От дувшего с берега ветерка над серебристой рябью моря проносились похожие на прозрачные крылья тени. Над далекими дюнами зависли лиловые сумерки. По небу тянулись шелковые шарфы сгущающихся испарений, а на горизонте собрались облака, напоминая стоящую на якоре флотилию.
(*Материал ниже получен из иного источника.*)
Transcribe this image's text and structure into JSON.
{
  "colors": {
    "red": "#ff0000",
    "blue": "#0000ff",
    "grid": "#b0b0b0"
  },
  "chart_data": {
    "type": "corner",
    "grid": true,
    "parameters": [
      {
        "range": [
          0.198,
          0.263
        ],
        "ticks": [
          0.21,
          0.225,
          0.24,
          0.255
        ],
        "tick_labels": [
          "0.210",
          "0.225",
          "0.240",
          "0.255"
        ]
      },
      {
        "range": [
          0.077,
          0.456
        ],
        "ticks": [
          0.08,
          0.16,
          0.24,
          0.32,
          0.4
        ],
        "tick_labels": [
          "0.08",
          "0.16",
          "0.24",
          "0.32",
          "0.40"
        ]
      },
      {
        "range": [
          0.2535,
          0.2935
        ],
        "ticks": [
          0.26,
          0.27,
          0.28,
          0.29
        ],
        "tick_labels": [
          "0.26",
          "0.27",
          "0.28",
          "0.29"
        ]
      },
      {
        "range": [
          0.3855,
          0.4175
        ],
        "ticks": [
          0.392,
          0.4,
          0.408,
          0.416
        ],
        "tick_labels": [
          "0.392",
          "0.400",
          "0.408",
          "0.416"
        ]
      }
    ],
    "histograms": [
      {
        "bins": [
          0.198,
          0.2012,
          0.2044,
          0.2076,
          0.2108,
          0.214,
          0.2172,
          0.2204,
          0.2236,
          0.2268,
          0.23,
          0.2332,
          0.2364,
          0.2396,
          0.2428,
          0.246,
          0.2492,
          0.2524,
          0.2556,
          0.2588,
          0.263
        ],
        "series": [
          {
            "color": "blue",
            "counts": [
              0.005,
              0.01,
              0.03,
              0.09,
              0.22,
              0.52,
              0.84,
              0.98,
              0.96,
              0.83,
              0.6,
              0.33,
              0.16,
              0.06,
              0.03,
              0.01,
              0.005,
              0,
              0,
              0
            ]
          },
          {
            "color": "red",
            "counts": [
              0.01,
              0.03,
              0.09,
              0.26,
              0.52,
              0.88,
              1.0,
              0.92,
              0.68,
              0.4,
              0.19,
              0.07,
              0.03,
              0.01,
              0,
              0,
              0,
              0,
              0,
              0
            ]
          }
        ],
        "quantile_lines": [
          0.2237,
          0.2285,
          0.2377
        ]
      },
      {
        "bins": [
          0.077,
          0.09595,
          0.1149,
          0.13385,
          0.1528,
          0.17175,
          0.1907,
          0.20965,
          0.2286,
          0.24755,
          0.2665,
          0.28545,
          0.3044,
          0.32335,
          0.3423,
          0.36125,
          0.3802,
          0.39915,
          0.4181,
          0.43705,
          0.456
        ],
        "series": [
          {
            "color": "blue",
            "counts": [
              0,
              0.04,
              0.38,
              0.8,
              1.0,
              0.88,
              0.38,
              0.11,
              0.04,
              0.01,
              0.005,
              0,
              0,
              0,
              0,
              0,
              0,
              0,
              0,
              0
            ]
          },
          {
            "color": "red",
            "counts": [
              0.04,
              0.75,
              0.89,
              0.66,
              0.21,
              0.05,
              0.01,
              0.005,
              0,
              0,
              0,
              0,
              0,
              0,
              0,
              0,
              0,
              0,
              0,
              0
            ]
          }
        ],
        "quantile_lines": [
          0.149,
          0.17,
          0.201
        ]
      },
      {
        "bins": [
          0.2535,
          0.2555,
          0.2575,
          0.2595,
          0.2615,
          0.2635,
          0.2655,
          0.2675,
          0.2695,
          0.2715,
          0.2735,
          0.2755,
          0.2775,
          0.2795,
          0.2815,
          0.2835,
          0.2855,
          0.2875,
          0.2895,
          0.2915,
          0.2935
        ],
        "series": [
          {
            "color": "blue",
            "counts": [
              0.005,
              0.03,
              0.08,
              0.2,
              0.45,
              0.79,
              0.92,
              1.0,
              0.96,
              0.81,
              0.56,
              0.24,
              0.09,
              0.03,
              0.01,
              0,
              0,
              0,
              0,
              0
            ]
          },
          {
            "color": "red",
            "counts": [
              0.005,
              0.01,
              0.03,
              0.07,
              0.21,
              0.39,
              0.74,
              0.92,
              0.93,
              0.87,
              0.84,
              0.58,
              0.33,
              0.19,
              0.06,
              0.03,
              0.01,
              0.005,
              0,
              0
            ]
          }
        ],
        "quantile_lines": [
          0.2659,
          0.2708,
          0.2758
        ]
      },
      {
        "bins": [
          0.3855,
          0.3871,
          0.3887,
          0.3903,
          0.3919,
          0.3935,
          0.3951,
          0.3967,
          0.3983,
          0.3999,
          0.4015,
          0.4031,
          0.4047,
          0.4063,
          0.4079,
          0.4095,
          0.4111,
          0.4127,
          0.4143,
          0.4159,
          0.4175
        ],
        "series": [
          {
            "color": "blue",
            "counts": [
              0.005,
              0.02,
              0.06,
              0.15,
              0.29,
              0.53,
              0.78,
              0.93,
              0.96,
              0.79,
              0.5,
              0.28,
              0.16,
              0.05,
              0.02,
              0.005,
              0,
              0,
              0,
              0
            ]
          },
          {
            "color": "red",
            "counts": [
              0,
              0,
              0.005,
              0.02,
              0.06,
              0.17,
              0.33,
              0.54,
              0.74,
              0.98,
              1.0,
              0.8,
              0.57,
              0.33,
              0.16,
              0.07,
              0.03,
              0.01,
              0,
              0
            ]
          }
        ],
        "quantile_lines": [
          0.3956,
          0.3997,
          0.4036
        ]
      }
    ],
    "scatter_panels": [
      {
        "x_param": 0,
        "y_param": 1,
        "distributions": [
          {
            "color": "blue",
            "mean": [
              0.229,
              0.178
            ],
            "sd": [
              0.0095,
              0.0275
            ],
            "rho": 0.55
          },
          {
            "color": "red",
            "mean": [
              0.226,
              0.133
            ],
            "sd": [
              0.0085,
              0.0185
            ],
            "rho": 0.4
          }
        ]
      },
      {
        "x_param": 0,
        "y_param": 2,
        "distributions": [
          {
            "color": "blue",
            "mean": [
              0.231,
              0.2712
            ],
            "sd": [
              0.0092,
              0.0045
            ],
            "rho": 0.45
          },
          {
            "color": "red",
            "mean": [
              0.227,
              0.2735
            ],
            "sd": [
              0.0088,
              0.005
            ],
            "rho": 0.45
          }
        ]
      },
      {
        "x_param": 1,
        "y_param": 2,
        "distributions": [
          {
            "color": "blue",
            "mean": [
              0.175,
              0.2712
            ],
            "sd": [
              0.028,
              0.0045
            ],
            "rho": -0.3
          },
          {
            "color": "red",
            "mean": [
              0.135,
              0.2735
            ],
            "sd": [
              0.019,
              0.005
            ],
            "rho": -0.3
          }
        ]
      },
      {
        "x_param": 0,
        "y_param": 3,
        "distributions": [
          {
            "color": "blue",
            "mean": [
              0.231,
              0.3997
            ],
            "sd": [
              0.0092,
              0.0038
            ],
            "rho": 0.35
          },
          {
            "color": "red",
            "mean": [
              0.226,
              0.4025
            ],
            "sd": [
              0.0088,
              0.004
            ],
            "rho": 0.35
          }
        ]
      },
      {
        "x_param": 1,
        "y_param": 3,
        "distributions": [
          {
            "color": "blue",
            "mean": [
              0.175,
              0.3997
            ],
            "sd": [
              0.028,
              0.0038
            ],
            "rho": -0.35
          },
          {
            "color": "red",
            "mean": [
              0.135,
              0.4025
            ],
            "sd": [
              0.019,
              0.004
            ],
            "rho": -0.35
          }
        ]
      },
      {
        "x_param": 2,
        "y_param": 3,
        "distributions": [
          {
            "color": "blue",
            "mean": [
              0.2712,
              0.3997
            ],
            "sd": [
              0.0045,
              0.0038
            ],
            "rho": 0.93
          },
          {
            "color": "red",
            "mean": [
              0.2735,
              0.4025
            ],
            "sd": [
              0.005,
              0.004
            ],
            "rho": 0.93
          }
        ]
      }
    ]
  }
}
В зените горела одинокая звезда.
— Неплохой вид, правда? — с гордостью проговорил капитан Джим. — Тихо, никакой тебе рыночной суеты, никакой погони за наживой. На всю эту красоту — это небо и это море — можно смотреть даром. Скоро взойдет луна. До чего ж я люблю смотреть, как она выходит из-за холмов и освещает скалы, море и гавань.
Они дождались восхода луны, а потом поднялись на верх башни, и капитан Джим объяснил им, как работает механизм маяка. В заключение он привел их в свою столовую, где в камине каким-то особенным, голубовато-зеленым, словно порожденным морем пламенем горел собранный им на берегу плавник.
— Я сам сложил этот камин, — сообщил им капитан Джим. — Правительство не больно-то балует смотрителей маяков. Смотрите, как красиво горит плавник! Я вам как-нибудь принесу охапку плавника для вашего камина, миссис Блайт. Присаживайтесь, сейчас вскипячу чай.
Капитан предложил Энн кресло, с которого предварительно снял газету и согнал огромного рыжего кота.
— Слезай, Старпом, твое место на диване. Надо убрать газету — хочу дочитать в ней очередную главу романа, который называется «Безумная любовь». Не очень-то я люблю такое чтиво, но мне интересно, на сколько эта писательница растянет сюжет. Уже идет шестьдесят вторая глава, а о свадьбе и помину нет. Когда приходит малыш Джо, я ему читаю пиратские рассказы. Правда, странно, что дети обожают кровавые истории?
— Как наш Дэви, — вставила Энн. — Ему бы только побольше крови и трупов.
Капитан Джим угостил их отменным чаем. Он радовался, как ребенок, восторженным восклицаниям Энн, но делал вид, что ее похвалы совсем его не трогают.
— Мы тут, подходя к маяку, встретили очень странного типа, — спросил Джильберт. — Кто это?
Капитан Джин ухмыльнулся.
— Это Маршалл Эллиотт — весьма достойный человек, но с одной причудой. Вы, наверно, удивились: зачем человек превратил себя в этакое пугало?
— Может, он современный назаретянин или иудейский пророк, доживший до наших дней? — поинтересовалась Энн.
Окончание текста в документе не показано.